By James Niedzinski
---- — ROCKPORT — It once pumped smoke from a busy industrial plant into the skies over Pigeon Cove Harbor.
But the smokestack on the former Cape Ann Tool Company site has become more of a lightning rod in recent years; some wanted it torn down, while others hoped to preserve it, citing historical significance.
Wednesday, however, its fate was sealed.
Starting in the morning, crews working on behalf of the site’s owner and redeveloper, Michael Rauseo of Cape Ann Tool LLC, began tearing down the smokestack on the Granite Street site, as people snapped photos of workers on top of machinery chiseling away at the top of the tower.
While town Building Inspector Paul Orlando has previously said the smokestack — and the overall site — posed no immediate threat or hazard, Rauseo said Wednesday that times had changed.
“We’re taking the smokestack down because the building inspector asked me to do so right away,” Rauseo wrote in an email to the Times. “We no longer have a use for the smokestack and we didn’t want it to become a hazard.”
He added the top portion of the tower most damaged by weather will be coming down by hand; the whole structure will come down before the metal building of the former tool company site, which was deemed the safest way possible, Rauseo said.
The smokestack rose up again as an issue as town officials discussed it at a Board of Selectmen meeting Tuesday night; Rauseo had let town officials know to expect the demolition process to begin.
“I can appreciate the historical significance,” Selectmen Paul Murphy said, though he added that all the proper permits to take down the smokestack had been filed. “Things are moving in the right direction.”

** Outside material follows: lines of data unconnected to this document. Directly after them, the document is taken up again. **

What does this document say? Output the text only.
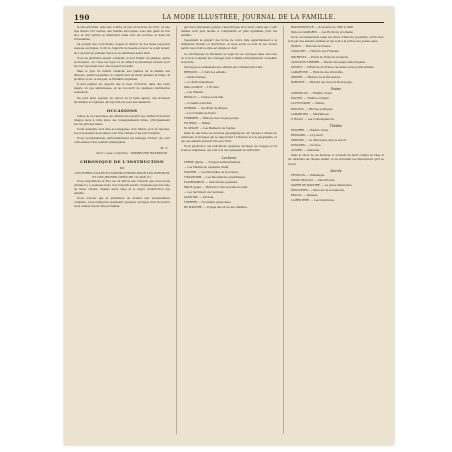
190	LA MODE ILLUSTRÉE, JOURNAL DE LA FAMILLE.

la tête arrondie, sans une courbe un peu prononcée du tronc, et une tige fleurie fort cachée, aux feuilles découpées, sous une gaîté de bon aloi, et doit parfois se dissimuler aussi sous les souches ou dans les broussailles.

La plupart des convolvulus, depuis le liseron de nos haies jusqu'aux espèces exotiques, n'ont de rapports de beauté qu'avec le soleil levant; ils s'ouvrent au premier rayon et se referment avant midi.

Tous les jardiniers savent comment on doit traiter ces plantes. Après la floraison, on coupe les tiges et on attend le printemps suivant pour les voir repousser avec une vigueur nouvelle.

Mais le plus vif intérêt s'attache aux plantes de la famille des liliacées, parmi lesquelles on compte tant de fleurs aimées; la tulipe, la jacinthe, le lis, le muguet, la fritillaire impériale.

Il faut planter les oignons dès le mois d'octobre, dans une terre légère, un peu sablonneuse, et les recouvrir de quelques centimètres seulement.

On peut ainsi espérer, au retour de la belle saison, une floraison abondante et régulière qui réjouira les yeux des amateurs.

OCCASIONS

Celles de nos abonnées qui désireront acquérir des étoffes trouveront chaque mois à cette place des renseignements utiles, principalement sur les prix des tissus.

Toute demande doit être accompagnée d'un timbre pour la réponse. Les nouveautés de la saison sont très variées et les prix modérés.

Nous recommandons particulièrement les lainages d'hiver, qui sont cette année d'une qualité remarquable.

M. T.
Pour copie conforme : EMMELINE RAYMOND.
CHRONIQUE DE L'INSTRUCTION
XII
LECTURES UTILES ET INSTRUCTIVES POUR LES ENFANTS ET LES JEUNES GENS DE 10 ANS (1).

Nous empruntons le titre de cet article aux Conseils que nous avons publiés il y a quelques mois. Ces Conseils seront complétés par une liste de livres choisis, classés selon l'âge et le degré d'instruction des enfants.

Nous n'avons pas la prétention de donner une nomenclature complète; nous indiquons seulement quelques ouvrages dont la lecture nous semble devoir être profitable.

par deux principaux genres, l'anecdotique et le récit; celles qui y sont mêlées sont plus faciles à comprendre et plus agréables pour les enfants.

Cependant la plupart des livres de notre liste appartiennent à la littérature morale ou instructive, et nous avons eu soin de les choisir parmi ceux dont le style est simple et clair.

Le chroniqueur de Monsieur au sujet de ses ouvrages dans une note ou il nous a signalé les ouvrages dont il fallait principalement conseiller la lecture.

Ouvrages recommandés aux enfants qui commencent à lire :

BERQUIN. — L'Ami des enfants.

— Petits drames.

— Le Petit Grandisson.

Mme GUIZOT. — L'Écolier.

— Les Enfants.

BOUILLY. — Contes à ma fille.

— Conseils à ma fille.

SCHMID. — Les Œufs de Pâques.

— La Corbeille de fleurs.

TRIMMER. — Histoire des rouges-gorges.

FLORIAN. — Fables.

M. SÉGUR. — Les Malheurs de Sophie.

Dans un des livres de lectures géographiques, M. Lavisse a dressé un catalogue d'ouvrages qui se rapportent à l'histoire et à la géographie, et que les enfants peuvent lire avec fruit.

Nous ajoutons à ces indications quelques ouvrages de voyages et de science vulgarisée, qui sont à la fois amusants et instructifs.

Lectures

VERNE (Jules). — Voyages extraordinaires.

— Les Enfants du capitaine Grant.

FIGUIER. — Les Merveilles de la science.

TISSANDIER. — Les Récréations scientifiques.

FLAMMARION. — Astronomie populaire.

MACÉ (Jean). — Histoire d'une bouchée de pain.

— Les Serviteurs de l'estomac.

SAINTINE. — Picciola.

TÖPFFER. — Nouvelles genevoises.

DE MAISTRE. — Voyage autour de ma chambre.

HAUSSONVILLE. — Souvenirs de 1830 à 1848.

Mme de GASPARIN. — Les Horizons prochains.

Nous recommandons aussi les livres d'histoire populaire, écrits avec soin par des auteurs estimés et qui sont à la portée des jeunes gens.

DURUY. — Histoire de France.

LAVALLÉE. — Histoire des Français.

MICHELET. — Précis de l'histoire moderne.

AUGUSTIN THIERRY. — Récits des temps mérovingiens.

GUIZOT. — L'Histoire de France racontée à mes petits-enfants.

LAMARTINE. — Histoire des Girondins.

MIGNET. — Histoire de la Révolution.

BARANTE. — Histoire des ducs de Bourgogne.

Poésie

CORNEILLE. — Théâtre choisi.

RACINE. — Théâtre complet.

LA FONTAINE. — Fables.

BOILEAU. — Œuvres poétiques.

LAMARTINE. — Méditations.

V. HUGO. — Les Contemplations.

Théâtre

MOLIÈRE. — Théâtre choisi.

REGNARD. — Le Joueur.

SEDAINE. — Le Philosophe sans le savoir.

PONSARD. — Lucrèce.

AUGIER. — Gabrielle.

Dans le choix de ces lectures, il convient de tenir compte de l'âge et du caractère de chaque enfant, et de surveiller les impressions qu'il en reçoit.

Morale

FÉNELON. — Télémaque.

SILVIO PELLICO. — Mes Prisons.

XAVIER DE MAISTRE. — La Jeune Sibérienne.

DESCARTES. — Discours de la méthode.

PASCAL. — Pensées.

LA BRUYÈRE. — Les Caractères.
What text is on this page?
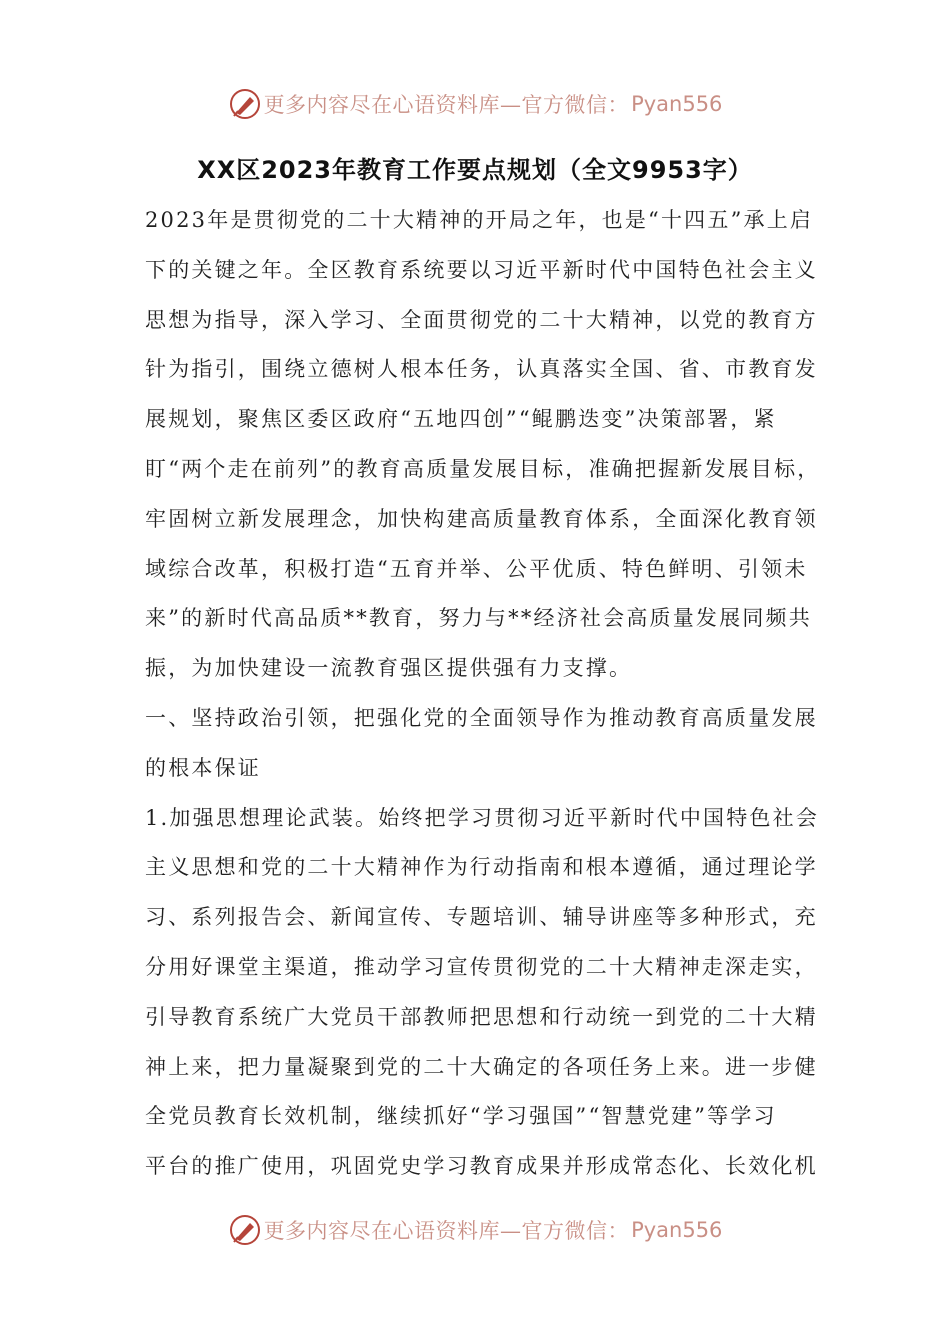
更多内容尽在心语资料库—官方微信： Pyan556
XX区2023年教育工作要点规划（全文9953字）
2023年是贯彻党的二十大精神的开局之年，也是“十四五”承上启
下的关键之年。全区教育系统要以习近平新时代中国特色社会主义
思想为指导，深入学习、全面贯彻党的二十大精神，以党的教育方
针为指引，围绕立德树人根本任务，认真落实全国、省、市教育发
展规划，聚焦区委区政府“五地四创”“鲲鹏迭变”决策部署，紧
盯“两个走在前列”的教育高质量发展目标，准确把握新发展目标，
牢固树立新发展理念，加快构建高质量教育体系，全面深化教育领
域综合改革，积极打造“五育并举、公平优质、特色鲜明、引领未
来”的新时代高品质**教育，努力与**经济社会高质量发展同频共
振，为加快建设一流教育强区提供强有力支撑。
一、坚持政治引领，把强化党的全面领导作为推动教育高质量发展
的根本保证
1.加强思想理论武装。始终把学习贯彻习近平新时代中国特色社会
主义思想和党的二十大精神作为行动指南和根本遵循，通过理论学
习、系列报告会、新闻宣传、专题培训、辅导讲座等多种形式，充
分用好课堂主渠道，推动学习宣传贯彻党的二十大精神走深走实，
引导教育系统广大党员干部教师把思想和行动统一到党的二十大精
神上来，把力量凝聚到党的二十大确定的各项任务上来。进一步健
全党员教育长效机制，继续抓好“学习强国”“智慧党建”等学习
平台的推广使用，巩固党史学习教育成果并形成常态化、长效化机
更多内容尽在心语资料库—官方微信： Pyan556
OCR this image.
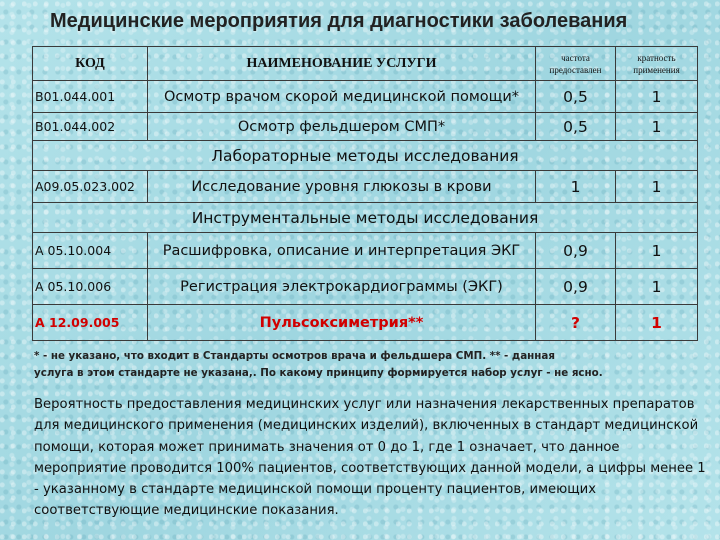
Медицинские мероприятия для диагностики заболевания
КОД	НАИМЕНОВАНИЕ УСЛУГИ	частота предоставлен	кратность применения
B01.044.001	Осмотр врачом скорой медицинской помощи*	0,5	1
B01.044.002	Осмотр фельдшером СМП*	0,5	1
Лабораторные методы исследования			
A09.05.023.002	Исследование уровня глюкозы в крови	1	1
Инструментальные методы исследования			
A 05.10.004	Расшифровка, описание и интерпретация ЭКГ	0,9	1
A 05.10.006	Регистрация электрокардиограммы (ЭКГ)	0,9	1
A 12.09.005	Пульсоксиметрия**	?	1
* - не указано, что входит в Стандарты осмотров врача и фельдшера СМП. ** - данная
услуга в этом стандарте не указана,. По какому принципу формируется набор услуг - не ясно.
Вероятность предоставления медицинских услуг или назначения лекарственных препаратов для медицинского применения (медицинских изделий), включенных в стандарт медицинской помощи, которая может принимать значения от 0 до 1, где 1 означает, что данное мероприятие проводится 100% пациентов, соответствующих данной модели, а цифры менее 1 - указанному в стандарте медицинской помощи проценту пациентов, имеющих соответствующие медицинские показания.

Some residents said they’ll miss the tower.
“I think it should have been saved,” said Zenas Seppala. He served on a town Cape Ann Tool Company Task Force before the group dissolved without making any clear decision regarding the town’s handling of the property. Last September, Rauseo and his LLC acquired the site from Old Colony Maritime LLC’s Christopher Kaneb, and he has moved forward with a plan for a multi-use development that includes homes, some commercial space and boat slips on the property’s waterfront side.
When Kaneb owned the property, he initially wanted to keep the smokestack. But following a study by an engineering firm, Kaneb sought to see the smokestack demolished along with the rest of the metal structure.
The Board of Appeals as well as the Planning Board ultimately backed the smokestack demolition.
While Seppala said he was glad the site was looking better — as the glass windows and other aspects of the property were cleaned up — he compared the project to restoring an old home.
But Marie Larson, who lives near the site and was also on the tool task force, said she was glad to see some activity on the site.
“Nobody would want to buy a house with that in the middle,” she said referring to the smokestack. “I think that it’s progress.”